The motion function (technically method) is implemented in Opencv (though there is an FFmpeg-based implementation in the _utils.py, that however produces slightly different results), and since it is doing a lot of matrix operations in one big loop, it basically maxes out 1 core of the CPU. I recently started to study the Numba library, and I think this situation is very adequate for its use. It even supports CUDA, which could also be an item on our enhancement lists, but for now I would be happy to see improved speeds with only the CPU. With most of the functions now based on FFmpeg, the speed of the motion function sticks out a bit too much (especially considering that it is one of the most-used functions). One thing that could simplify the implementation is that luckily we already work mostly with numpy arrays in the motion function, so there probably won't be too many changes necessary. An +1: since librosa has numba as a dependency, we wouldn't extend our dependencies by using it.

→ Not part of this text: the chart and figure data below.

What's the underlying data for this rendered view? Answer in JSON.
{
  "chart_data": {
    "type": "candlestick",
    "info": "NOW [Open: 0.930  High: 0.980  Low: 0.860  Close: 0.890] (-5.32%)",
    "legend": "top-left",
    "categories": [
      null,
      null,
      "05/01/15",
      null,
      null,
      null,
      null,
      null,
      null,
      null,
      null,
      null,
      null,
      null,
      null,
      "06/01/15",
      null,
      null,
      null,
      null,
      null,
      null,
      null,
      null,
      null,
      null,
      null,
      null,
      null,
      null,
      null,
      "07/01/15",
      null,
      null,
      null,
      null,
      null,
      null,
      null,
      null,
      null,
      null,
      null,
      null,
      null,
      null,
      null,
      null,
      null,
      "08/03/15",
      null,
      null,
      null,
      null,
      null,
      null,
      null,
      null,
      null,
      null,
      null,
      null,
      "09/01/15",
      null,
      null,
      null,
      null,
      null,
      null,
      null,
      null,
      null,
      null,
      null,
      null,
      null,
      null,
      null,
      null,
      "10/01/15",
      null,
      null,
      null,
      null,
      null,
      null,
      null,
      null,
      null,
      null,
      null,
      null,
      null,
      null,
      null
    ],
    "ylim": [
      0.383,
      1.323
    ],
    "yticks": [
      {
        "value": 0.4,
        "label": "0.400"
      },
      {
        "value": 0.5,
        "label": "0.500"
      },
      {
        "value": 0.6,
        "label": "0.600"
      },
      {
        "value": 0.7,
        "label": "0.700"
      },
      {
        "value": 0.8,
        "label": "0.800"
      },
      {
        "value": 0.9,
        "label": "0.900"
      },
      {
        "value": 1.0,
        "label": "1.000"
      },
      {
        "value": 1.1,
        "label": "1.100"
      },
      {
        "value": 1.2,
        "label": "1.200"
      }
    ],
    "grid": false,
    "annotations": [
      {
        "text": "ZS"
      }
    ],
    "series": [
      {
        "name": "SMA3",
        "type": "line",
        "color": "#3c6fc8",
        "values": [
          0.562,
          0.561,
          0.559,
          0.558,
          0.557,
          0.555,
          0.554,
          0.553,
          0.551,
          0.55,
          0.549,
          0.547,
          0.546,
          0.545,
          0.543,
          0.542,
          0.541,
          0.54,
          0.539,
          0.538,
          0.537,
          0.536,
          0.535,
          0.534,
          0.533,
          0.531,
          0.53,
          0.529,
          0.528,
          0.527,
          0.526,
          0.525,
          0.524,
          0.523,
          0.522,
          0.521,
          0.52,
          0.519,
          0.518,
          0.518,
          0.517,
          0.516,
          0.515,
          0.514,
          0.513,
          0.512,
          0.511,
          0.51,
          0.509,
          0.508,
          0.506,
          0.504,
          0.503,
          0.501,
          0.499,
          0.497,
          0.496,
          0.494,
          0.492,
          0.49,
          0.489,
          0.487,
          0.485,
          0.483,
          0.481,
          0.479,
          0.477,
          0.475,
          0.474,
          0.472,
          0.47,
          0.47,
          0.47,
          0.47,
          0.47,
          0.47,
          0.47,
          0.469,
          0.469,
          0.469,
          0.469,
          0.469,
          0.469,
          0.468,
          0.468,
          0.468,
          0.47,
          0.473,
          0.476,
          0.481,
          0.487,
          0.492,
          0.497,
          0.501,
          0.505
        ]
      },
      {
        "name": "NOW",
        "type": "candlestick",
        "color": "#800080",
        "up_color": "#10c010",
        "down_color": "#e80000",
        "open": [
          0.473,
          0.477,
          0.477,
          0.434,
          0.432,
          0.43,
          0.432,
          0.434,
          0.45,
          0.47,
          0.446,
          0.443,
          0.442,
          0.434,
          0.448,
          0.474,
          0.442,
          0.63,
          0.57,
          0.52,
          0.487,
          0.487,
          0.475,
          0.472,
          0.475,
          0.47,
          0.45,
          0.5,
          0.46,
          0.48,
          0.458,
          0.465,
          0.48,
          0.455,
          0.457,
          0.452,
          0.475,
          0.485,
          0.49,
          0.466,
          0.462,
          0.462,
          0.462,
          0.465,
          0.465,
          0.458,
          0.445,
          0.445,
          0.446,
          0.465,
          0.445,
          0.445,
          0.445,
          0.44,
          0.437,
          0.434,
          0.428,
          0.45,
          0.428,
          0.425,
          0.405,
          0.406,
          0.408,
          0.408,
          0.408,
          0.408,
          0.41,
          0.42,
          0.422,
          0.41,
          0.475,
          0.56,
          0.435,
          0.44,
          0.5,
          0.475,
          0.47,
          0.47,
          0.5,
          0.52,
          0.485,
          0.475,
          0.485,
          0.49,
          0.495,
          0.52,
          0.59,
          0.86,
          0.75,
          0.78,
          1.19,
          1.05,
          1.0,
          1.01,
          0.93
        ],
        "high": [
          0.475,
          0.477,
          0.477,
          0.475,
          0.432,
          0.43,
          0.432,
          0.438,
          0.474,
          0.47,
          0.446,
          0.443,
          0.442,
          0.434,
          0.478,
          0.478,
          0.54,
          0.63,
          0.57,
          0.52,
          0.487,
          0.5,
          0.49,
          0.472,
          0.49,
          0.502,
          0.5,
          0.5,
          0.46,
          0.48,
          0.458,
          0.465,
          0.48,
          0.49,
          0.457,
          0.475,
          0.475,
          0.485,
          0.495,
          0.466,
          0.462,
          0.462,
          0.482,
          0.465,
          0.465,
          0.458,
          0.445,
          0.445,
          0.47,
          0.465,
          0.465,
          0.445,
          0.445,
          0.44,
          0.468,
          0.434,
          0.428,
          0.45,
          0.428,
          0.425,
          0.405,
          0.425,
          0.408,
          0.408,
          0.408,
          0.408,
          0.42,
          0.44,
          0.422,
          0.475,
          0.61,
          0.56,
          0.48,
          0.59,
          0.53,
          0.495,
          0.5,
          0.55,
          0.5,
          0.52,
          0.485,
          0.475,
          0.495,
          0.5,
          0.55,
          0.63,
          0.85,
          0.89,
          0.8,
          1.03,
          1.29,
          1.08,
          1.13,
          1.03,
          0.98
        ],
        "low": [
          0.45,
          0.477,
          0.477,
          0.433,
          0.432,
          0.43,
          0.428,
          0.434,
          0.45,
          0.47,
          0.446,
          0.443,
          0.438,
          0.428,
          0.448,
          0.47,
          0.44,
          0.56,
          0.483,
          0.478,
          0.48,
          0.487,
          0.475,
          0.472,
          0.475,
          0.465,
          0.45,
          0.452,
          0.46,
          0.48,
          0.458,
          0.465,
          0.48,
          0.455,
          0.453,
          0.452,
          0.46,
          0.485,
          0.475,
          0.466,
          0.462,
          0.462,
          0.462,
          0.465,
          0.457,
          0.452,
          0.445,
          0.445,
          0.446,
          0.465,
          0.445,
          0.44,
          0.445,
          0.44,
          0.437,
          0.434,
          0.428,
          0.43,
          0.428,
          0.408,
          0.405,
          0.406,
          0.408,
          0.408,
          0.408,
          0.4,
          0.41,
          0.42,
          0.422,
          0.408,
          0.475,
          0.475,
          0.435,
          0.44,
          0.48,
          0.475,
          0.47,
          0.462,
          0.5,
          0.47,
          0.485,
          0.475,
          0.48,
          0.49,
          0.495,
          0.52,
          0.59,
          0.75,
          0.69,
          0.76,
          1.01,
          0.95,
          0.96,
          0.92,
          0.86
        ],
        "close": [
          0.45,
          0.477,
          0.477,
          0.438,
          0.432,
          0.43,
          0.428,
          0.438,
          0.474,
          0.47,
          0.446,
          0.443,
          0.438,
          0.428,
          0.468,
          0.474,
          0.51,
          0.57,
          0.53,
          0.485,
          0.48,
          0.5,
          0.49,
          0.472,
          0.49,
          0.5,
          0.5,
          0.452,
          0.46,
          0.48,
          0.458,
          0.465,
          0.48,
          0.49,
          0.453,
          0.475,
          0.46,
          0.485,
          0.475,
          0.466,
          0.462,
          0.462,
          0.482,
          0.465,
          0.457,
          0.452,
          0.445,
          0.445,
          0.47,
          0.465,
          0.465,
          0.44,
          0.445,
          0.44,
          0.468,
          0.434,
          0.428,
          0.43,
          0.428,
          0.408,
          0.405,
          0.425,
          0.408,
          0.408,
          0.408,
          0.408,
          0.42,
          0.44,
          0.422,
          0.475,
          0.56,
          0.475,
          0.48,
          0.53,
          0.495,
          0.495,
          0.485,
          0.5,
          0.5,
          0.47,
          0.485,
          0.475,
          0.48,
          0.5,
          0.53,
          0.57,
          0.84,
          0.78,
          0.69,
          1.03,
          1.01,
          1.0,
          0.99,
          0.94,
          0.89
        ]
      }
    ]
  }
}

balintlaczko commented 3 years ago

Although Numba could potentially add some speed improvements, I think it might not solve the multicore-part of the issue, it would rather speed up the process that happens on a core. A bit of research hinted that opencv does not always cooperate with numba in obvious ways. So I put numba aside (for now) and went ahead to implement the scalable motion function using multiprocessing. This will be much more scalable, since it will use all the available cores on the system (will be great for VDI hopefully). Currently implemented as a separate method, but after successful platform testing, I'll make multiprocessing (and then the number of cores to use) as parameters.

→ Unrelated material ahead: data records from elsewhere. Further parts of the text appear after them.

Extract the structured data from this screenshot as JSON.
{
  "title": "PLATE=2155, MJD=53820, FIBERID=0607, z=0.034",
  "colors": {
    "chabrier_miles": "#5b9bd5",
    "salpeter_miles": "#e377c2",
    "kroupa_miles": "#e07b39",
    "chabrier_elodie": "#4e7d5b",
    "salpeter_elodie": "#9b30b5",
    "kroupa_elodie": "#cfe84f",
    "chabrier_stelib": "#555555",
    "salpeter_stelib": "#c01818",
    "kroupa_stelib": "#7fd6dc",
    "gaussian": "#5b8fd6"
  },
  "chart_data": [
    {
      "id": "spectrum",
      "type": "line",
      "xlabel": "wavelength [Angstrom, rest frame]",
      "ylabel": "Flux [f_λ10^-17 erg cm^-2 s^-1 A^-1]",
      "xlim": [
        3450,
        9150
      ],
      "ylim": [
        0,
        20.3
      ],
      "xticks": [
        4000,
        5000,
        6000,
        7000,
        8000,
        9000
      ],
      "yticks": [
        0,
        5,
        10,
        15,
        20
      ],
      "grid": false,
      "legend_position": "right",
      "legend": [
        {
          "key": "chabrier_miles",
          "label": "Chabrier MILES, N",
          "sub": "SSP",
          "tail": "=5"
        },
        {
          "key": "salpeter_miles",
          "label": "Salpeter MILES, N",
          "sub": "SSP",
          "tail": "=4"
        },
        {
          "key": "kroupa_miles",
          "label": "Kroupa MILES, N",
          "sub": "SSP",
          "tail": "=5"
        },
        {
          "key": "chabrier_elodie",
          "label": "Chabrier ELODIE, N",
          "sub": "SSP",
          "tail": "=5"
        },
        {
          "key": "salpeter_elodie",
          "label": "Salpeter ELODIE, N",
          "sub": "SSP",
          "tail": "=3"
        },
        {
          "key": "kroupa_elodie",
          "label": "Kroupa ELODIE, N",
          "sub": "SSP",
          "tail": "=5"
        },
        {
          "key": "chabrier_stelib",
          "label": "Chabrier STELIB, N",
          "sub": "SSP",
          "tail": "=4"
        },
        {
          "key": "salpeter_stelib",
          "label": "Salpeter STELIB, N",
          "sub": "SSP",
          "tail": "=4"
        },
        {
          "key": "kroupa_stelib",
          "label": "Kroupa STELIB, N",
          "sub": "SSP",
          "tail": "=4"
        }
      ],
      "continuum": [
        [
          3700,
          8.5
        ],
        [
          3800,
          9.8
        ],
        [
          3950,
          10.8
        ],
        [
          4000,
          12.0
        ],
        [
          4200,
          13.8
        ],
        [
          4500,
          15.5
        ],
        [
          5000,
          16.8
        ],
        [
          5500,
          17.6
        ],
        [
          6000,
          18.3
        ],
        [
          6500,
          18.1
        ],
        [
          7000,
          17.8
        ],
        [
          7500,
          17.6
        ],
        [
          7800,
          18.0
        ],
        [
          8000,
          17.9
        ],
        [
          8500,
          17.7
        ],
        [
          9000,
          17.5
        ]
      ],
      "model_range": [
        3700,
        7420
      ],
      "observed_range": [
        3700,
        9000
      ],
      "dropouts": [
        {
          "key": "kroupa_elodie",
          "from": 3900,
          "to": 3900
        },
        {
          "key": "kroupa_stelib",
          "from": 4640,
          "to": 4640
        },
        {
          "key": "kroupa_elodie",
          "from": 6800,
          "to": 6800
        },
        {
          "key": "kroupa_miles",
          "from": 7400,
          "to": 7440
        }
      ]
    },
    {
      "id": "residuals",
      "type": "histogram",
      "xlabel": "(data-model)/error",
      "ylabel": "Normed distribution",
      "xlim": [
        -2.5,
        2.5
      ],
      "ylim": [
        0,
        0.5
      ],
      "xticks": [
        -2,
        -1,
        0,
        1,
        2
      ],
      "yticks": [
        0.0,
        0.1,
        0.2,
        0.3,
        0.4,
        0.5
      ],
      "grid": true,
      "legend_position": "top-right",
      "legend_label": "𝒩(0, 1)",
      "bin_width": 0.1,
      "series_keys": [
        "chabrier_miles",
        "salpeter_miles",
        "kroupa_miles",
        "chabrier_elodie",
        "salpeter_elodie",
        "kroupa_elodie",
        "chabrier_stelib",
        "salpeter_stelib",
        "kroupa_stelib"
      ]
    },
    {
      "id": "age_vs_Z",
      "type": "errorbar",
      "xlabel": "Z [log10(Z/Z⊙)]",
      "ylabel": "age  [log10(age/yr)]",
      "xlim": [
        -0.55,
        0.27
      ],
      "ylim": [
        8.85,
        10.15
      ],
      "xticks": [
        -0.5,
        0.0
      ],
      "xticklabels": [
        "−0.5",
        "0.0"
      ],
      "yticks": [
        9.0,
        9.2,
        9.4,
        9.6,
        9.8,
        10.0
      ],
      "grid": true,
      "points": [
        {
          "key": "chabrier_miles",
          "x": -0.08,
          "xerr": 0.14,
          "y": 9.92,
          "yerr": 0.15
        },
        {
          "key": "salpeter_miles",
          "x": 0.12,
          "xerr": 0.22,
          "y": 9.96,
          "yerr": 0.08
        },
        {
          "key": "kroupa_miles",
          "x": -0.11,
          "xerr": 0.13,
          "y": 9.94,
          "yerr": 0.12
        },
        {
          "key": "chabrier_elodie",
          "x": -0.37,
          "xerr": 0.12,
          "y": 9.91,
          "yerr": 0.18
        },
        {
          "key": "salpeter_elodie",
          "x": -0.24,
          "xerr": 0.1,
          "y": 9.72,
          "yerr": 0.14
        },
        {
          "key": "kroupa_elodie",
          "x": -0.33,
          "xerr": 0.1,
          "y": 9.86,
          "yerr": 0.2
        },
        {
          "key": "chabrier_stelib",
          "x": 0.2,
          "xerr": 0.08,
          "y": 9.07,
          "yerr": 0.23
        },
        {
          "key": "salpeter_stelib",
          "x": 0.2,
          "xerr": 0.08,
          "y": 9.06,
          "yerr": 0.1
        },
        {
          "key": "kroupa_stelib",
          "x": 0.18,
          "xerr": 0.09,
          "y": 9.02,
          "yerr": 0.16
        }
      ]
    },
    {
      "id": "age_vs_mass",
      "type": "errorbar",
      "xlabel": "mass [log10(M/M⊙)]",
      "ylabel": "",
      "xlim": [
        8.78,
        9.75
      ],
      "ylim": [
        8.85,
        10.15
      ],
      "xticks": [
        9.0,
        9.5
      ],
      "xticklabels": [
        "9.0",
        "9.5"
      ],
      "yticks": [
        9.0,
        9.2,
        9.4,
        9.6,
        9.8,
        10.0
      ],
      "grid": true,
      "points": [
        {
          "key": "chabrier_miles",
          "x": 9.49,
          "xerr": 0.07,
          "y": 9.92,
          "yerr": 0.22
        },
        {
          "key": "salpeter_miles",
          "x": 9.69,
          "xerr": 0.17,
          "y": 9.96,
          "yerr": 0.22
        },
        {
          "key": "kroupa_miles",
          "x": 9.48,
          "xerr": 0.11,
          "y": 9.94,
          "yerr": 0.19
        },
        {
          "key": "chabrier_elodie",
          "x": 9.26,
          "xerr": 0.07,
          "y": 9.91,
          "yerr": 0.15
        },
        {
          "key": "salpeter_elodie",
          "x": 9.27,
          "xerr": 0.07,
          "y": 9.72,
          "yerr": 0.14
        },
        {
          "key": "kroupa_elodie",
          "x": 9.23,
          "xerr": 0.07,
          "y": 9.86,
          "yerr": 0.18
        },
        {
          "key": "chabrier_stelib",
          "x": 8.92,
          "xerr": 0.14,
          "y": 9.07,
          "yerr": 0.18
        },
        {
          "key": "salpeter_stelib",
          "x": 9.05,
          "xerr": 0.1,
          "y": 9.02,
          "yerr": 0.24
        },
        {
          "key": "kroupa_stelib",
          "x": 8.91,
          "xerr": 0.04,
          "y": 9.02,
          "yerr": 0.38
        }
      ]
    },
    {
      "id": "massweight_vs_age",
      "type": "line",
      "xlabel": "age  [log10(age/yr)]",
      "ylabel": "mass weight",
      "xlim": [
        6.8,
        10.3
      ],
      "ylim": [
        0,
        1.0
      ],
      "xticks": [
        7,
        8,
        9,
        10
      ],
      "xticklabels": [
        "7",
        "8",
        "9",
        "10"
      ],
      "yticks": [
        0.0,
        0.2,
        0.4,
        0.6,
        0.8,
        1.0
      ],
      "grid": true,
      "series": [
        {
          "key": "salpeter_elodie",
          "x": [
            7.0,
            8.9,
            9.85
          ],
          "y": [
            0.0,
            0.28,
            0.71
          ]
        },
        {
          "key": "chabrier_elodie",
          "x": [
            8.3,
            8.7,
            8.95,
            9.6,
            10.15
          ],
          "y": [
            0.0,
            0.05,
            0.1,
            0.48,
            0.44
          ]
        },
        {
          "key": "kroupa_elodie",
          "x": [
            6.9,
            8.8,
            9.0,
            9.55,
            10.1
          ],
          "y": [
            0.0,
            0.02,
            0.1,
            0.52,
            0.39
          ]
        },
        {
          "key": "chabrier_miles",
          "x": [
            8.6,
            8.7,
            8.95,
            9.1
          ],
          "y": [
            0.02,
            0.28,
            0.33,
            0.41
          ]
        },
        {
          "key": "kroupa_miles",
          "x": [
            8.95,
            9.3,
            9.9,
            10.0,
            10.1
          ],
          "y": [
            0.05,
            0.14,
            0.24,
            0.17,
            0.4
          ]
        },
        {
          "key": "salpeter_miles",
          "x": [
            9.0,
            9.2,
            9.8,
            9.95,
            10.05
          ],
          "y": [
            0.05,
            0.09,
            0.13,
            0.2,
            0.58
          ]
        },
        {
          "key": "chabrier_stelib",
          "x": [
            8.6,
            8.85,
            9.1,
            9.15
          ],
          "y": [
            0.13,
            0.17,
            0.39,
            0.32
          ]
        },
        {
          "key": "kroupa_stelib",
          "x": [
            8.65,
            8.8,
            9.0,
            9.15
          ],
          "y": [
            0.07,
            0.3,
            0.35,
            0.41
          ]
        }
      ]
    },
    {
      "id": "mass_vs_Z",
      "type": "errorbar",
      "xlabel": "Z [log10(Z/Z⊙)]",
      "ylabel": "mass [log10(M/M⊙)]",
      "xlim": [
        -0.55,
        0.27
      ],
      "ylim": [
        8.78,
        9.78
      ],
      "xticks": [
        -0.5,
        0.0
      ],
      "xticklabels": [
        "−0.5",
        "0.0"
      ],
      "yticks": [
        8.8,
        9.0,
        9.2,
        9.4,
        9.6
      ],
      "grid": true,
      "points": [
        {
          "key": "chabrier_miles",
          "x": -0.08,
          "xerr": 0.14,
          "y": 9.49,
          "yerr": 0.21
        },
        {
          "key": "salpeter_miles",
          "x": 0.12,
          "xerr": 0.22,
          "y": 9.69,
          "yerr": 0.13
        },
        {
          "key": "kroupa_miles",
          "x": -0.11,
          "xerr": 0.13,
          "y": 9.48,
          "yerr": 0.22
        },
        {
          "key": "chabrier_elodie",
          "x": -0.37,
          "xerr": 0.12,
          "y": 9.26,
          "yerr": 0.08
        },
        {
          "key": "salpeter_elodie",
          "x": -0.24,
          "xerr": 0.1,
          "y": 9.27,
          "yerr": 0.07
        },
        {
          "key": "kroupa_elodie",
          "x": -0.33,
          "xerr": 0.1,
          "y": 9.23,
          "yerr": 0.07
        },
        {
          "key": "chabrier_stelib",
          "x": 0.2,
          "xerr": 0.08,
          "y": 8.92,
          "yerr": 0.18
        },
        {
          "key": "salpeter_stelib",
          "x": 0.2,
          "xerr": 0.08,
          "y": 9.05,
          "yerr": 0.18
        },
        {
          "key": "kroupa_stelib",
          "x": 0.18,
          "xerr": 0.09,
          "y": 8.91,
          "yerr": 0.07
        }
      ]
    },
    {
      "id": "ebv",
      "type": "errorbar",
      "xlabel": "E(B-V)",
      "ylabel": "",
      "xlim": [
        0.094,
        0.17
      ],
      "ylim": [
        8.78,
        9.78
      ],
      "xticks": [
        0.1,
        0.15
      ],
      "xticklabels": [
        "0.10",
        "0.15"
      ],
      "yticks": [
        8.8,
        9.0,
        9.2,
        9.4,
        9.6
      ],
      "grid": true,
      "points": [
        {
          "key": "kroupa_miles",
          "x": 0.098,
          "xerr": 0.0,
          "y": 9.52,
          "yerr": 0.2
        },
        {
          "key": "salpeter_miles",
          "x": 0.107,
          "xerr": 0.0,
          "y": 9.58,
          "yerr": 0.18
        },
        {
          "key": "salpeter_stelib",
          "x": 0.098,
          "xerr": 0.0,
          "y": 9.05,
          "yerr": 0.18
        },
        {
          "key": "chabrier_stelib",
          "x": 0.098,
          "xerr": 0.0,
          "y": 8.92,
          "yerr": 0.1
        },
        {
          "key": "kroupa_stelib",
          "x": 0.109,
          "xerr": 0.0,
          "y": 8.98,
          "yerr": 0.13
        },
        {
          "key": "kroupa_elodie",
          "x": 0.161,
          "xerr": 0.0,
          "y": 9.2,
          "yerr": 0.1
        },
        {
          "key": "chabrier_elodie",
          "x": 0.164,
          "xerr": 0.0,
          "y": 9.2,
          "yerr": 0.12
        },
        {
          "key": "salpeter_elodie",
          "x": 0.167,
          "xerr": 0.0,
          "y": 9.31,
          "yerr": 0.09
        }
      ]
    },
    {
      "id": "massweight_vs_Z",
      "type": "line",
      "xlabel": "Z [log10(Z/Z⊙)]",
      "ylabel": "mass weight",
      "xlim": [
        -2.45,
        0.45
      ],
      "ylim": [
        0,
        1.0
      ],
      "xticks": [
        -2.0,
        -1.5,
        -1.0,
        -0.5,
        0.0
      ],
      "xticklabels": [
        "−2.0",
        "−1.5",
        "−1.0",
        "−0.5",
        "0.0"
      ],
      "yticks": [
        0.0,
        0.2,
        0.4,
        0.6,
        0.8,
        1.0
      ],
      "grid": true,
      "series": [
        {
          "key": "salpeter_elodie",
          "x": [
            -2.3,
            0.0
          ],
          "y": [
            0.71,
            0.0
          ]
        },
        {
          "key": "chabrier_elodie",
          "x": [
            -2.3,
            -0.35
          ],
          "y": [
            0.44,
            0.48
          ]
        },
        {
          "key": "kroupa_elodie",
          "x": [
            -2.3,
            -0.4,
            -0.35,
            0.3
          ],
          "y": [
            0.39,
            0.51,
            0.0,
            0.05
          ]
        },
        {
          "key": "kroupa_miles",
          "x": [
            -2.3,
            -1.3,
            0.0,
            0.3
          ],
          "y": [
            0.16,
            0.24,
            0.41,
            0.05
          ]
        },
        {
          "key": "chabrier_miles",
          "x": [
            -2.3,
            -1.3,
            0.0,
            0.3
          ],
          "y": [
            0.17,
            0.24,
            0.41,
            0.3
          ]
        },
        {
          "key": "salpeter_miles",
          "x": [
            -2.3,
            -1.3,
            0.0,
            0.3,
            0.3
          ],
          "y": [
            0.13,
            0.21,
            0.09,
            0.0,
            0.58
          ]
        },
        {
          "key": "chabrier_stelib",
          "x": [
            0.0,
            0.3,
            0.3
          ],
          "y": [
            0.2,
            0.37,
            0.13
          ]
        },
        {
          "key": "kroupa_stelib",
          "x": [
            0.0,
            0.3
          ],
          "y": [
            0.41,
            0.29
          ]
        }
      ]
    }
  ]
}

balintlaczko commented 3 years ago

OK. Multicore version of motion is thoroughly tested, so it produces identical results regardless of the number of processes (checked csv line by line, motiongrams pixel by pixel, and videos frame by frame). Tested on Ubuntu, it seems to check out (after the bugfixes). Need to check in Mac OS and Colab before moving to the next step (which will be fully integrating it into the default mg_motion).

balintlaczko commented 3 years ago

A quick (single-shot) benchmarking attempt on my 6-core 12-thread laptop:

With 2 cores it is 1.832377 times faster.
With 3 cores it is 2.367094 times faster.
With 4 cores it is 2.751237 times faster.
With 5 cores it is 3.021663 times faster.
With 6 cores it is 3.061283 times faster.
With 7 cores it is 3.138544 times faster.
With 8 cores it is 3.218801 times faster.
With 9 cores it is 3.183287 times faster.
With 10 cores it is 3.219616 times faster.
With 11 cores it is 3.270581 times faster.
With 12 cores it is 3.157296 times faster.

It is a bit curious why the performance dropped with the maximum amount of cores available in the end, maybe it is just a measurement error. However it is also clear that (at least on Windows) spawning more and more processes leads to diminishing results. The improvement is enormous going from a single core to dual core. It is interesting that the leap from 1 core to 2 cores is bigger than the improvement from 2 cores to 12 cores.